Wednesday, September 14, 2011

My favourite dictionary

Dot Wordsworth, the Spectator’s “Mind Your Language” columnist, reviews the 12th edition of the Chambers Dictionary in the 3 September issue. She kicks off caustically:
Chambers (the apostrophe having being discarded in 1972, the year after decimal currency came in) has developed a queasy notion that it appeals to ‘Word Lovers’. ‘At Chambers, words are our passion,’ it declares, unafraid of cliché:
Our awareness that our love of language is matched by that of our users also motivated an exquisite new  supplement, The Word Lover’s Miscellany, which truly celebrates words and the word lover’s dictionary.
I can hardly believe those sentences were written by a lexicographer.
Yes, the concept of “word lover” is gruesome. But then:
There’s not much wrong that I can see with the dictionary itself. (I have not read every word.) From a single-volume dictionary most people want spelling and meanings, and these seem to be in order. Initials and proper names are included, but not place-names or personal names: so London pride but not London. (The single-volume Oxford Dictionary of English gives London, with population, and Longfellow, with dates.)  There is no tiresome lecturing on usage and acceptability. Nigger is marked ‘offensive’, like fuck. Fuckwit is included but not the historical windfucker (which even the prissy first edition of the OED got in). It would have made a nice highlighted item for Word Lovers, would it not? [ . . .]
A memory from my girlhood is of the Roman numerals and non-Roman alphabets at the back, and they are retained. The planets are given too, with their perihelia and aphelia given in AU, the meanings of which appear within. Pluto has fashionably been banished from their number — no longer one for the Word Lovers.
I sometimes have to use Oxford or, shudder, an American dictionary, but my main working dictionary is the 1981 reprint of the 1972 edition of Chambers. I have always found the lists at the back of Greek and Russian alphabets, Roman numerals, conversion tables (e.g. acres to hectares, gallons to litres), SI metric units and mathematical units wonderfully useful. The planet information is new – if you’re wondering what perihelia and aphelia might be, they are the points at which a planet is closest to and furthest from the sun. I can’t imagine why I would look that up in a dictionary – but still, nice to have.

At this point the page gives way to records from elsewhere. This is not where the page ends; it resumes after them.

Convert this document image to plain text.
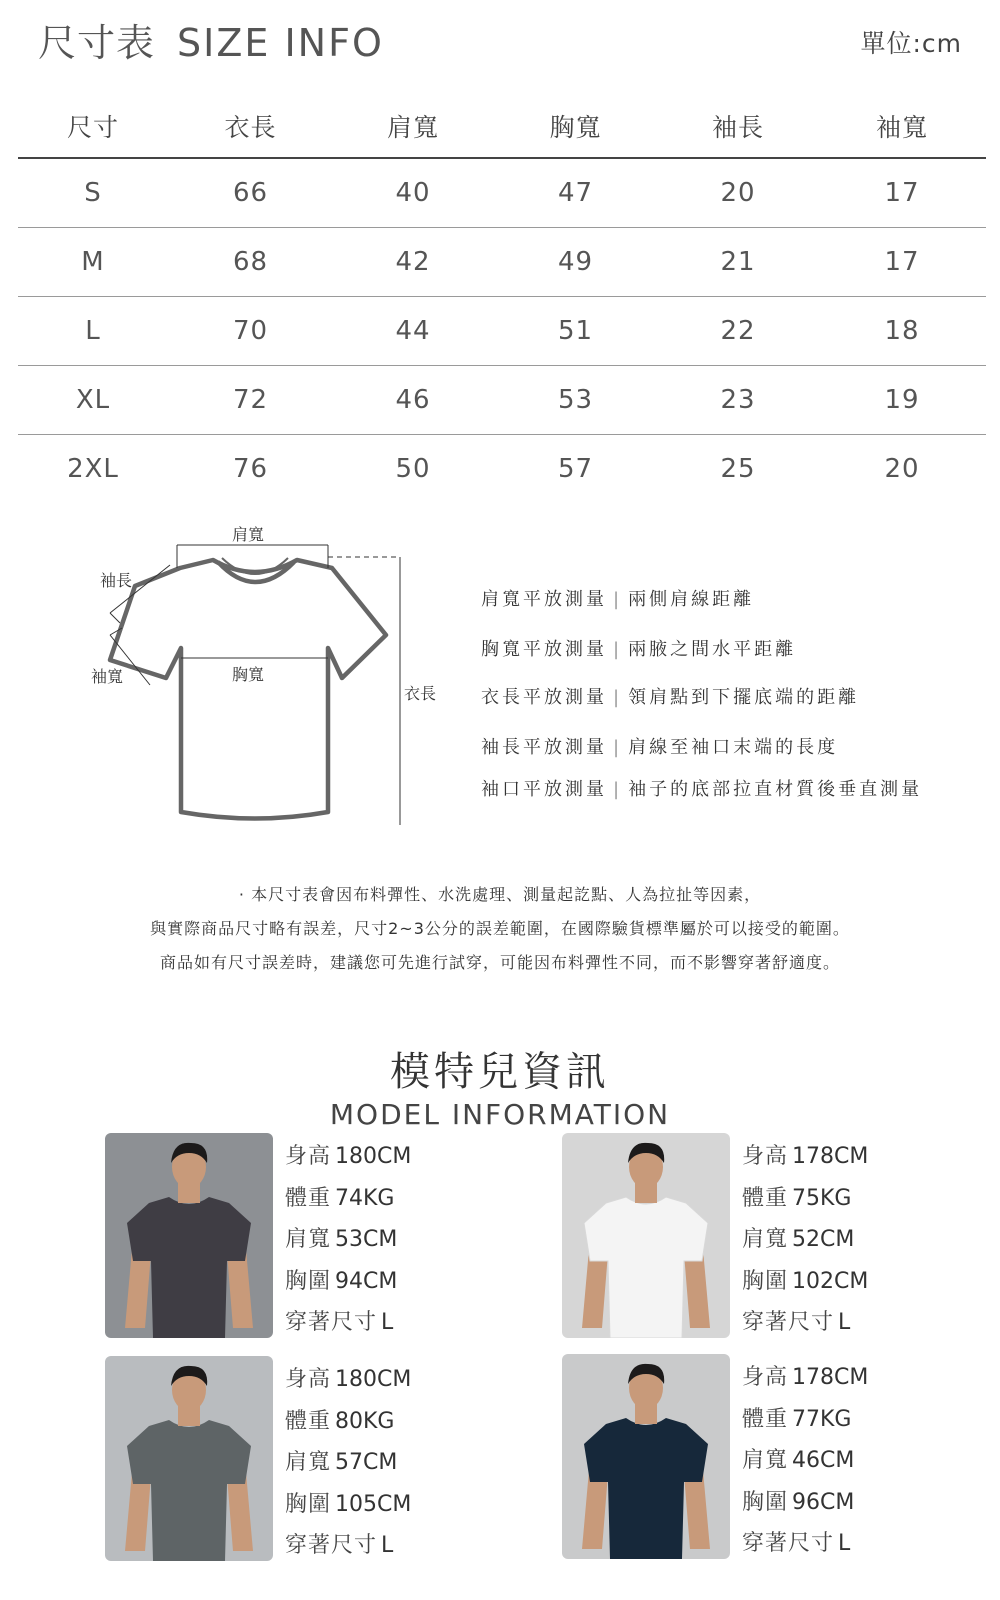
尺寸表 SIZE INFO	單位:cm
尺寸	衣長	肩寬	胸寬	袖長	袖寬
S	66	40	47	20	17
M	68	42	49	21	17
L	70	44	51	22	18
XL	72	46	53	23	19
2XL	76	50	57	25	20
肩寬
袖長
袖寬	胸寬
衣長
肩寬平放測量 | 兩側肩線距離
胸寬平放測量 | 兩腋之間水平距離
衣長平放測量 | 領肩點到下擺底端的距離
袖長平放測量 | 肩線至袖口末端的長度
袖口平放測量 | 袖子的底部拉直材質後垂直測量
· 本尺寸表會因布料彈性、水洗處理、測量起訖點、人為拉扯等因素，
與實際商品尺寸略有誤差，尺寸2~3公分的誤差範圍，在國際驗貨標準屬於可以接受的範圍。
商品如有尺寸誤差時，建議您可先進行試穿，可能因布料彈性不同，而不影響穿著舒適度。
模特兒資訊
MODEL INFORMATION
身高 180CM
體重 74KG
肩寬 53CM
胸圍 94CM
穿著尺寸 L
身高 178CM
體重 75KG
肩寬 52CM
胸圍 102CM
穿著尺寸 L
身高 180CM
體重 80KG
肩寬 57CM
胸圍 105CM
穿著尺寸 L
身高 178CM
體重 77KG
肩寬 46CM
胸圍 96CM
穿著尺寸 L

It is time I upgraded to something more modern, but my 30-year-old copy, battered and broken as it is, has served me well. I have always loved it because it is the best for phrases, which is useful for headline writers and sub-editors in general, and because of this one definition:  
charity begins at home, usually an excuse for not allowing it to get abroad.
A dictionary that does maths and has an attitude and a sense of humour is my kind of dictionary.

1 comment:

  1. I inherited a copy of a 1920s pocket Oxford dictionary from my grandmother, and have hung onto it solely because it defines masturbation as 'bodily self-pollution'. It's hard to imagine that the definition ever helped anyone work out what it was.